A couple of weeks ago, my mom and I took the four kiddos to the Children’s Museum. Now granted, it was Spring break and maybe not the best move on my part. There were ALOT of people there. Not as many as on the Target free nights (talk about CRAZY busy). There were just enough people that when we left I was waiting for the museum to crown me with “The Mother of the Year” award. Let me explain.
First, some clarification. My kids are NOT saints. Far from it. They have had their share of melt downs and demonstrations of unkindness to others out in public – that could fill a book. However, the older they become the less of those we have. In fact haven’t had one for awhile (I gasp as I post this because I can so feel that I just shot myself in the foot with that statement). But the difference is how we handle their behavior and our consistency in correcting their behavior.
While eating lunch, I saw a 200 pound man and his wife be overtaken by the will of a three year old. Down the three year old ran towards the door of the cafeteria giggling and glancing behind him to make sure his dad was running after him. The more dad and mom called his name the faster he ran. It took the dad about 5 minutes to get him. Mind you it was obvious that the dad worked out…at least physically. Yet, who was stronger? Score to the three year old boy in corner number 1.
Meanwhile, there was a group of about 12 autistic children (it was indicated by the shirts they wore) and their teachers eating lunch. Best behaved kids in the cafeteria. One of them accidentally bumped into a tween girl going to her seat. The tween looked at the boy with thorough disgust. Who was stronger?
Another 3 year old threw an outright temper tantrum because he didn’t get to do his frozen yogurt first. Grandma went ahead a got him one, coddling him the whole time. His mom said nothing. Who was stronger?
Then there was T.J. Maxx the other day, I was in line with my boys and a mom and her VERY whiny 4 year old was behind us. She wanted her mom to cut me in line, put everything she wanted in the cart, and then she begged for some gummies telling her mom she didn’t want “those boys” to get them. Believe me it was tempting to let “those boys” (mine) grab them out of spite. The whole time her mom kept telling her “Ok, for your birthday” instead of turning the little girls whining into a teaching moment. (ummm – pretty sure her mom was lying to her) Who was stronger? (BTW – she got the gummies).
This seems to be the path that a lot parents take – letting the child reign in the behavior of the parent instead of the other way around. The Bible says in
Proverbs 22:6 “Train up a child in the way he should go: and when he is old, he will not depart from it.” The word “train” is an interesting word. It means to “coach” or “to teach a particular skill or behavior through practice and instruction over a period of time”. In other words, we are our children’s teachers and coaches. We teach and train them everyday and point them in the direction we want them to go. This is most vividly done through our example.

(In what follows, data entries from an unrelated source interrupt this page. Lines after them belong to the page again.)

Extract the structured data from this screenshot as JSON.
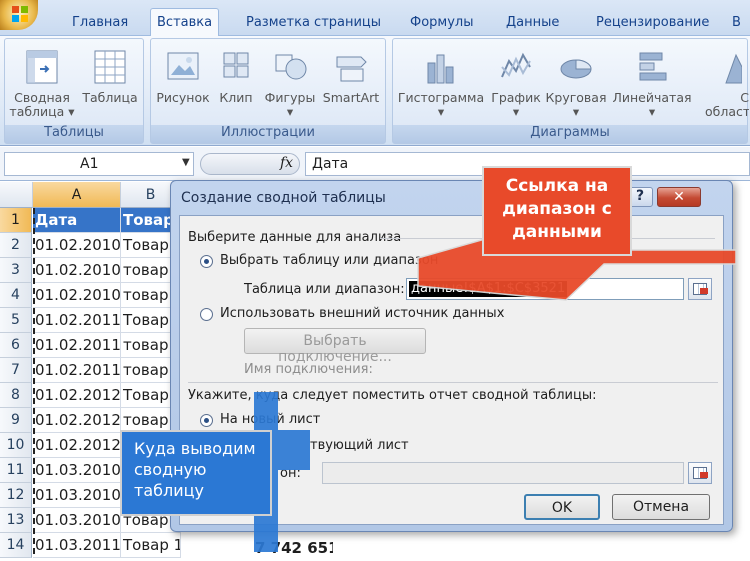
{
  "ribbon": {
    "tabs": [
      "Главная",
      "Вставка",
      "Разметка страницы",
      "Формулы",
      "Данные",
      "Рецензирование",
      "В"
    ],
    "active_tab": "Вставка",
    "groups": {
      "tables": {
        "label": "Таблицы",
        "buttons": [
          {
            "line1": "Сводная",
            "line2": "таблица ▾",
            "icon": "pivot-table-icon"
          },
          {
            "line1": "Таблица",
            "line2": "",
            "icon": "table-icon"
          }
        ]
      },
      "illustrations": {
        "label": "Иллюстрации",
        "buttons": [
          {
            "line1": "Рисунок",
            "icon": "picture-icon"
          },
          {
            "line1": "Клип",
            "icon": "clip-art-icon"
          },
          {
            "line1": "Фигуры",
            "line2": "▾",
            "icon": "shapes-icon"
          },
          {
            "line1": "SmartArt",
            "icon": "smartart-icon"
          }
        ]
      },
      "charts": {
        "label": "Диаграммы",
        "buttons": [
          {
            "line1": "Гистограмма",
            "line2": "▾",
            "icon": "column-chart-icon"
          },
          {
            "line1": "График",
            "line2": "▾",
            "icon": "line-chart-icon"
          },
          {
            "line1": "Круговая",
            "line2": "▾",
            "icon": "pie-chart-icon"
          },
          {
            "line1": "Линейчатая",
            "line2": "▾",
            "icon": "bar-chart-icon"
          },
          {
            "line1": "С",
            "line2": "областя",
            "icon": "area-chart-icon"
          }
        ]
      }
    }
  },
  "formula_bar": {
    "name_box": "A1",
    "fx": "fx",
    "formula": "Дата"
  },
  "sheet": {
    "columns": [
      "A",
      "B"
    ],
    "rows": [
      {
        "num": "1",
        "a": "Дата",
        "b": "Товар"
      },
      {
        "num": "2",
        "a": "01.02.2010",
        "b": "Товар"
      },
      {
        "num": "3",
        "a": "01.02.2010",
        "b": "товар"
      },
      {
        "num": "4",
        "a": "01.02.2010",
        "b": "товар"
      },
      {
        "num": "5",
        "a": "01.02.2011",
        "b": "Товар"
      },
      {
        "num": "6",
        "a": "01.02.2011",
        "b": "товар"
      },
      {
        "num": "7",
        "a": "01.02.2011",
        "b": "товар"
      },
      {
        "num": "8",
        "a": "01.02.2012",
        "b": "Товар"
      },
      {
        "num": "9",
        "a": "01.02.2012",
        "b": "товар"
      },
      {
        "num": "10",
        "a": "01.02.2012",
        "b": "товар"
      },
      {
        "num": "11",
        "a": "01.03.2010",
        "b": "Товар"
      },
      {
        "num": "12",
        "a": "01.03.2010",
        "b": "товар"
      },
      {
        "num": "13",
        "a": "01.03.2010",
        "b": "товар"
      },
      {
        "num": "14",
        "a": "01.03.2011",
        "b": "Товар 1"
      }
    ],
    "partial_value": "7 742 651"
  },
  "dialog": {
    "title": "Создание сводной таблицы",
    "help": "?",
    "close": "✕",
    "section1": "Выберите данные для анализа",
    "opt_select_table": "Выбрать таблицу или диапазон",
    "table_range_label": "Таблица или диапазон:",
    "table_range_value": "данные!$A$1:$C$3521",
    "opt_external": "Использовать внешний источник данных",
    "choose_connection": "Выбрать подключение...",
    "connection_name": "Имя подключения:",
    "section2": "Укажите, куда следует поместить отчет сводной таблицы:",
    "opt_new_sheet": "На новый лист",
    "opt_existing_visible": "твующий лист",
    "range_label_visible": "он:",
    "ok": "OK",
    "cancel": "Отмена"
  },
  "callouts": {
    "top": [
      "Ссылка на",
      "диапазон с",
      "данными"
    ],
    "left": [
      "Куда выводим",
      "сводную",
      "таблицу"
    ]
  },
  "colors": {
    "callout_red": "#e84a2a",
    "callout_blue": "#2b78d4",
    "header_cell": "#3674c8"
  }
}
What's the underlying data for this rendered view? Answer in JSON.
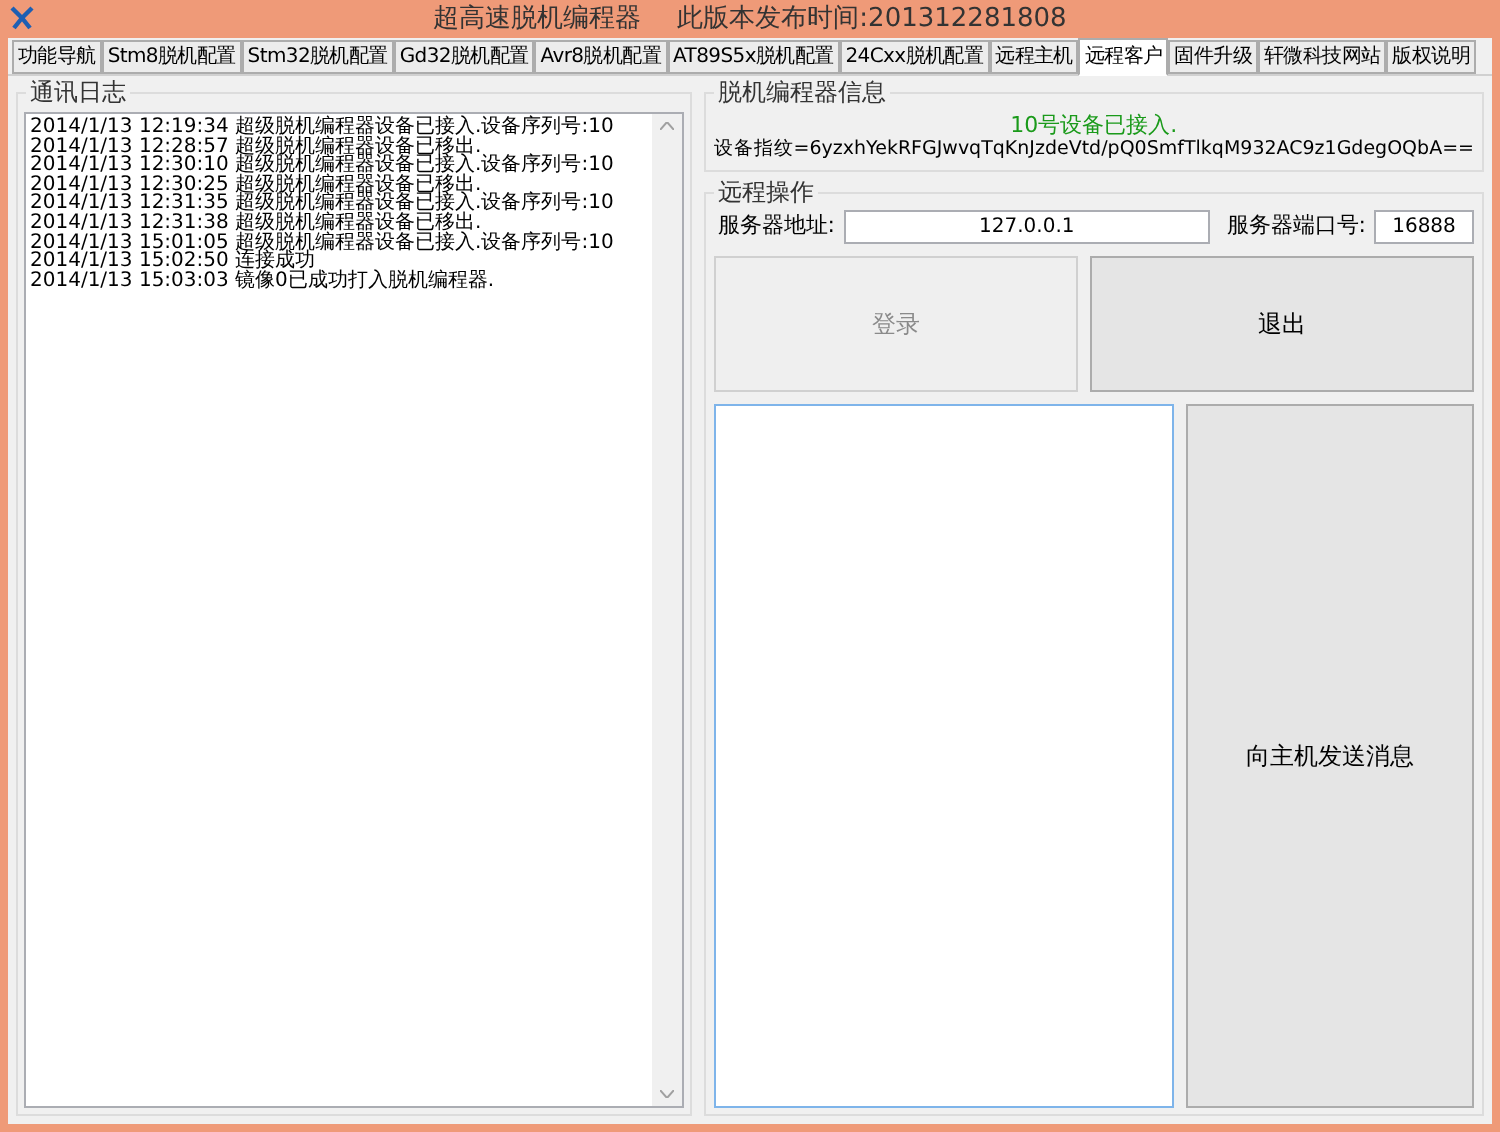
{
  "window": {
    "title": "超高速脱机编程器",
    "subtitle": "此版本发布时间:201312281808"
  },
  "tabs": [
    {
      "label": "功能导航",
      "selected": false
    },
    {
      "label": "Stm8脱机配置",
      "selected": false
    },
    {
      "label": "Stm32脱机配置",
      "selected": false
    },
    {
      "label": "Gd32脱机配置",
      "selected": false
    },
    {
      "label": "Avr8脱机配置",
      "selected": false
    },
    {
      "label": "AT89S5x脱机配置",
      "selected": false
    },
    {
      "label": "24Cxx脱机配置",
      "selected": false
    },
    {
      "label": "远程主机",
      "selected": false
    },
    {
      "label": "远程客户",
      "selected": true
    },
    {
      "label": "固件升级",
      "selected": false
    },
    {
      "label": "轩微科技网站",
      "selected": false
    },
    {
      "label": "版权说明",
      "selected": false
    }
  ],
  "log": {
    "title": "通讯日志",
    "lines": [
      "2014/1/13 12:19:34 超级脱机编程器设备已接入.设备序列号:10",
      "2014/1/13 12:28:57 超级脱机编程器设备已移出.",
      "2014/1/13 12:30:10 超级脱机编程器设备已接入.设备序列号:10",
      "2014/1/13 12:30:25 超级脱机编程器设备已移出.",
      "2014/1/13 12:31:35 超级脱机编程器设备已接入.设备序列号:10",
      "2014/1/13 12:31:38 超级脱机编程器设备已移出.",
      "2014/1/13 15:01:05 超级脱机编程器设备已接入.设备序列号:10",
      "2014/1/13 15:02:50 连接成功",
      "2014/1/13 15:03:03 镜像0已成功打入脱机编程器."
    ]
  },
  "device_info": {
    "title": "脱机编程器信息",
    "status": "10号设备已接入.",
    "fingerprint": "设备指纹=6yzxhYekRFGJwvqTqKnJzdeVtd/pQ0SmfTlkqM932AC9z1GdegOQbA=="
  },
  "remote": {
    "title": "远程操作",
    "server_label": "服务器地址:",
    "server_value": "127.0.0.1",
    "port_label": "服务器端口号:",
    "port_value": "16888",
    "login": {
      "label": "登录",
      "disabled": true
    },
    "logout": {
      "label": "退出",
      "disabled": false
    },
    "send": {
      "label": "向主机发送消息",
      "disabled": false
    }
  }
}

I am amazed at how many times physical activities are used in the Bible to demonstrate a point and this is another one of them. Training for any sporting event is a daily process. Some days are good training days and others not so much. As I am training for a 1/2 marathon the first week of May, I have to do some sort of physical activity nearly everyday and it’s not running everyday either. Some days I lift weights and do core strengthening exercises, others I do the elliptical, and others I do cross training. I only actually run 3-4 times a week. It takes a variety of exercises to help me reach my goal.
It is the same way in parenting. It is a daily task. We can’t skip a day or disaster will occur. Some days are easy and some days are down right, stinkin’ hard. Those are the days that you (I) just want to throw in the towel and quite. But those are the days we have to push through the pain and the tempers and the meltdowns and realize that there is a higher goal that we are striving to reach with our children. Many parents quite before they even start. Is it no wonder then that the 4 year old whined for her gummies, the 3 year old threw a screaming temper tantrum, the other three year old ousted his dad, and the tween thought she was way better than the well behaved autistic boy?
Those incidents didn’t make me judgmental but rather they caused me to stop and ponder, “How am I doing in my training? How strong am I, really?” Next week I am going to share some things that I do with my children and some things that other moms do with their children in the training process.
In the meantime, how is your training going? How strong are you?